Ce manque de connaissances est alimenté par les fausses attentes créées par les praticiens alternatifs, qui s’appuient souvent sur des recherches douteuses et pseudo-scientifiques pour prouver l’efficacité de leurs traitements. Les mentions telles que « allégation de santé en attente d’approbation européenne » dans les publicités de certains produits homéopathiques renforcent l’impression que l’approbation officielle du remède est imminente.
Le rôle des assureurs maladie dans la légitimation de ces pratiques est également remis en question. Presque toutes les compagnies d’assurance proposent une assurance complémentaire couvrant les médecines alternatives. Une enquête réalisée par l’émission de télévision Radar a révélé qu’en 2021, près d’un quart des Néerlandais disposaient d’une telle assurance.
Pour être remboursés par l’assurance maladie de base, les traitements doivent être basés sur « l’état de la science et de la pratique » et faire partie des soins habituels. Les nouveaux médicaments ne sont inclus dans le remboursement que s’ils ont prouvé leur efficacité et si leur prix est proportionnel aux bénéfices pour la santé qu’ils apportent. Ce n’est que si un traitement est efficace qu’il est inclus dans le forfait de base et que l’assurance maladie peut le rembourser.
Cette exigence ne s’applique pas à l’assurance maladie complémentaire, et cette différence n’est pas toujours claire pour les assurés, qui peuvent penser que le remboursement par l’assurance implique une validation de l’efficacité du traitement. En proposant ces assurances complémentaires, les assureurs maladie légitiment ainsi des soins dont l’efficacité n’est pas prouvée et qui peuvent être dangereux, contribuant ainsi à des dommages sanitaires parfois graves.

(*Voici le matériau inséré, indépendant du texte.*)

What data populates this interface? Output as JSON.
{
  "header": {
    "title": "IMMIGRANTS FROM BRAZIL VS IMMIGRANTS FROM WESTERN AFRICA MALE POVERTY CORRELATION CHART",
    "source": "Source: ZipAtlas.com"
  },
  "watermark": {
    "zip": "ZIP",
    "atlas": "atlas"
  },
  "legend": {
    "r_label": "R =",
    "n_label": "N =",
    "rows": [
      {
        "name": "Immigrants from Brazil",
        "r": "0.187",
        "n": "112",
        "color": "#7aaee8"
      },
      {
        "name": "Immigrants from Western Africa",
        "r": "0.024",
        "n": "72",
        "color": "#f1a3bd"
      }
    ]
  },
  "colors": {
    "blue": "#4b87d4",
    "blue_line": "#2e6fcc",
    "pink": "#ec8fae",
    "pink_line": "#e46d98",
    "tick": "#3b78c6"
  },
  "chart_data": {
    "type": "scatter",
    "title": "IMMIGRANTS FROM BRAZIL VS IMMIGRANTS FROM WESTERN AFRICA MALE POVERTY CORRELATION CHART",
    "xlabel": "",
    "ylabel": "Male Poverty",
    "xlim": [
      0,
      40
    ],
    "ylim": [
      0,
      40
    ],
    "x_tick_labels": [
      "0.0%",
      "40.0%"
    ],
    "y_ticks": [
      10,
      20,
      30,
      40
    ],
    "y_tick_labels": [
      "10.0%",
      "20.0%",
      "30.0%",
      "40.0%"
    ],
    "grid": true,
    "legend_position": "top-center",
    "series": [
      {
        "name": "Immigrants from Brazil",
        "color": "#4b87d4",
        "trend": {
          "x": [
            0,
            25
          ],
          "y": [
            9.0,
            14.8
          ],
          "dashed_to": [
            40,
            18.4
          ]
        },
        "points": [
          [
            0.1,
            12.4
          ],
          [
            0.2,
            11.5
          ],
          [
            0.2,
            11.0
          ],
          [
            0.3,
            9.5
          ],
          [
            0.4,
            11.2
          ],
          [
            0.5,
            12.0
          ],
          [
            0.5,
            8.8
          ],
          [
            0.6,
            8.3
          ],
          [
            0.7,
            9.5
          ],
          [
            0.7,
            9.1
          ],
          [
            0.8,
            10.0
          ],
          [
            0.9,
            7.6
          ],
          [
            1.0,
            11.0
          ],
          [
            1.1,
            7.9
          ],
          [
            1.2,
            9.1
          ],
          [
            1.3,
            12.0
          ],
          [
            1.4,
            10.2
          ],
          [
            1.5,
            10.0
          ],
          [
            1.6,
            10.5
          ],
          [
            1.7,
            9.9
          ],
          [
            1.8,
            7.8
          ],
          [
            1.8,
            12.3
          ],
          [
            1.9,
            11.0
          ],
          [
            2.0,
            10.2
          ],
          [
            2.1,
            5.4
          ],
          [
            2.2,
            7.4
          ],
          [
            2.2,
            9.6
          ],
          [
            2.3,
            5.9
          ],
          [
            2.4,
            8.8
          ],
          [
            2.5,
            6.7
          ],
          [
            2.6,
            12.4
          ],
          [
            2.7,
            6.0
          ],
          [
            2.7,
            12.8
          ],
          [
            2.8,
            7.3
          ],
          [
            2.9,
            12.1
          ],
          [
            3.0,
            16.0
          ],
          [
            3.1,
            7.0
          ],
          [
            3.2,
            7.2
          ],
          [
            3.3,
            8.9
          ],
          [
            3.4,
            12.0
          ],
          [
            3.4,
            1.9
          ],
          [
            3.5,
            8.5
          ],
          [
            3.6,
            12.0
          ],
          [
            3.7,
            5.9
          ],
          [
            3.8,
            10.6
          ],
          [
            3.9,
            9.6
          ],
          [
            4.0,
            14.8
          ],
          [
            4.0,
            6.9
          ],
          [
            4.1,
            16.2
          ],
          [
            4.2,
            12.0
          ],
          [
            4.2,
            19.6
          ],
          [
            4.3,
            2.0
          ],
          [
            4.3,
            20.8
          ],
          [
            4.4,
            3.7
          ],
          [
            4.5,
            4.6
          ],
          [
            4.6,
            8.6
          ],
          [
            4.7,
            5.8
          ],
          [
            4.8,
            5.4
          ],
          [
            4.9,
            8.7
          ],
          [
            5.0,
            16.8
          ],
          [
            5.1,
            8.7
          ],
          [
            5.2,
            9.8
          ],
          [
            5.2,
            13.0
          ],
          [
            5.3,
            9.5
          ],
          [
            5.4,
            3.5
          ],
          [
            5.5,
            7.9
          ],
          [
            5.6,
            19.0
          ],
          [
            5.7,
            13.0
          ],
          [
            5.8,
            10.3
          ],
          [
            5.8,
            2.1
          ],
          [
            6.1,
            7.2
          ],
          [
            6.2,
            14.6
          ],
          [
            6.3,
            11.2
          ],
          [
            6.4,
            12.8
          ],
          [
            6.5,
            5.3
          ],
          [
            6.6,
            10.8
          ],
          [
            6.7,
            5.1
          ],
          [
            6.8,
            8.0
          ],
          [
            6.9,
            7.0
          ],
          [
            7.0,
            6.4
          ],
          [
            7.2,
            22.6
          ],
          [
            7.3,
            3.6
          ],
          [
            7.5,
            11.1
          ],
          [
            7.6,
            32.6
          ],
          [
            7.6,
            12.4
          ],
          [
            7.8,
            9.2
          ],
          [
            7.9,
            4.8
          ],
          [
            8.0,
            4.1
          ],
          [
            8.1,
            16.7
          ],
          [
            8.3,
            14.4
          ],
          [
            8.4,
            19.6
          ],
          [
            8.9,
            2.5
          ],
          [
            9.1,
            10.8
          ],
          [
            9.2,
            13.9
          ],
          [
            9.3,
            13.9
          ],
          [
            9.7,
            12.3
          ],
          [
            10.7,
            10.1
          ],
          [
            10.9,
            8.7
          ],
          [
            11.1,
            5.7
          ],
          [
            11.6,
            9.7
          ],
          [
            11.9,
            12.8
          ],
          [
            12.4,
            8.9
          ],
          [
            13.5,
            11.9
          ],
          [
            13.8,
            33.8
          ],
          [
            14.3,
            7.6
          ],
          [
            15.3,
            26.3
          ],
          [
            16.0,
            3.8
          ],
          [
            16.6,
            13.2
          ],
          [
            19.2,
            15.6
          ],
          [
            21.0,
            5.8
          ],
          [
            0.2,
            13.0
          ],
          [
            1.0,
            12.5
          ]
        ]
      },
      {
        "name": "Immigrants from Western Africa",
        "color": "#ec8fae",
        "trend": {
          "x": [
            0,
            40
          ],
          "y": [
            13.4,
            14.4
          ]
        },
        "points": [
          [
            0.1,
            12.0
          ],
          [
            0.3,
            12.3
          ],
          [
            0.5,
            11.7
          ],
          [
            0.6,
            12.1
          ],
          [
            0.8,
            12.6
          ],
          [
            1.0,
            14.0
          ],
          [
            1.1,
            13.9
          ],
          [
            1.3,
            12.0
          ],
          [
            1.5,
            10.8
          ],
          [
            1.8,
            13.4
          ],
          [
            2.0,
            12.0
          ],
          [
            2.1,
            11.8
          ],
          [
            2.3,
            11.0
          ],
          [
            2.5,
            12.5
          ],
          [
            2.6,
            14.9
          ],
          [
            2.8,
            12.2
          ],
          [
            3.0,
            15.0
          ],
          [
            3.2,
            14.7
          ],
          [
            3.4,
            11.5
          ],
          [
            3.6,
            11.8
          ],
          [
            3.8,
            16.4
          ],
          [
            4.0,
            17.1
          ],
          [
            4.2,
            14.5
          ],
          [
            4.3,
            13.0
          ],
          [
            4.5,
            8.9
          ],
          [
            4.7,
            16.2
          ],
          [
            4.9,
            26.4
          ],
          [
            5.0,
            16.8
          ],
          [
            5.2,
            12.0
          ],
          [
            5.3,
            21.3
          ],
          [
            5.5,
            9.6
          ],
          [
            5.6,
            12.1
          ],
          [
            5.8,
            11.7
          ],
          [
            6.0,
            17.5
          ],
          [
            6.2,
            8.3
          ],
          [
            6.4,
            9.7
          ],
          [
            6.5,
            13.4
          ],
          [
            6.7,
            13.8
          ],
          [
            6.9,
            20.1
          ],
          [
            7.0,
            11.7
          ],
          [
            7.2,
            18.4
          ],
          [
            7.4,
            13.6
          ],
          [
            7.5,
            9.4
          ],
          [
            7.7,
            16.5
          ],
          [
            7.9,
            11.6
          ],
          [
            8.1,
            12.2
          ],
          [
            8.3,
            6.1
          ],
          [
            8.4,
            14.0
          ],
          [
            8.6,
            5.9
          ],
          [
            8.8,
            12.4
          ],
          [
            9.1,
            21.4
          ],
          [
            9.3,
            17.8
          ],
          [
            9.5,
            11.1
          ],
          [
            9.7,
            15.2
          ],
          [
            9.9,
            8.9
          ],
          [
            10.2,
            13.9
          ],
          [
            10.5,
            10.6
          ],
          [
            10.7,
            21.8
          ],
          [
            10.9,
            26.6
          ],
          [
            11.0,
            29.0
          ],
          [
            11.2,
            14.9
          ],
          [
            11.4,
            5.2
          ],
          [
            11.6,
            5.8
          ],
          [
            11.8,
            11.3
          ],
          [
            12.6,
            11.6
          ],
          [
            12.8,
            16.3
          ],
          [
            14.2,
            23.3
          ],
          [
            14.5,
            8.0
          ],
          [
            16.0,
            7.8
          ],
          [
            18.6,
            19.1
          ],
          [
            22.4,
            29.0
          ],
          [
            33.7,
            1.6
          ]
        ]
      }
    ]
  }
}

Les assurances complémentaires encouragent également le recours aux médecines alternatives, car la couverture totale ou partielle des frais abaisse le seuil pour y avoir recours. Les assureurs maladie encouragent ainsi des pratiques comme la chiropractie, qui sont potentiellement dangereuses et néfastes pour la santé, ce qui entraîne des coûts plus élevés pour les soins réguliers et des primes d’assurance inutilement élevées pour l’assurance de base obligatoire.
En décembre, les Néerlandais auront la possibilité de changer d’assurance (complémentaire). D’ici là, les compagnies d’assurance feront tout leur possible pour convaincre les citoyens de souscrire une assurance maladie complémentaire auprès d’elles. Il est impératif qu’elles soient honnêtes et indiquent clairement que les méthodes de traitement alternatives ne sont pas efficaces (prouvées) et que les gens ne devraient pas s’adresser à un praticien alternatif.
Les charlatans ne devraient pas être légitimés par les assureurs maladie. Même si les assureurs-maladie tirent profit de la vente d’assurances complémentaires, ils ont également une responsabilité sociale d’empêcher leurs assurés de recourir à des soins inutiles et inefficaces, qui peuvent également être néfastes et entraîner des coûts plus élevés pour tous les assurés. Les compagnies d’assurance devraient donc décider ensemble de cesser de proposer une assurance complémentaire pour les méthodes de traitement alternatives.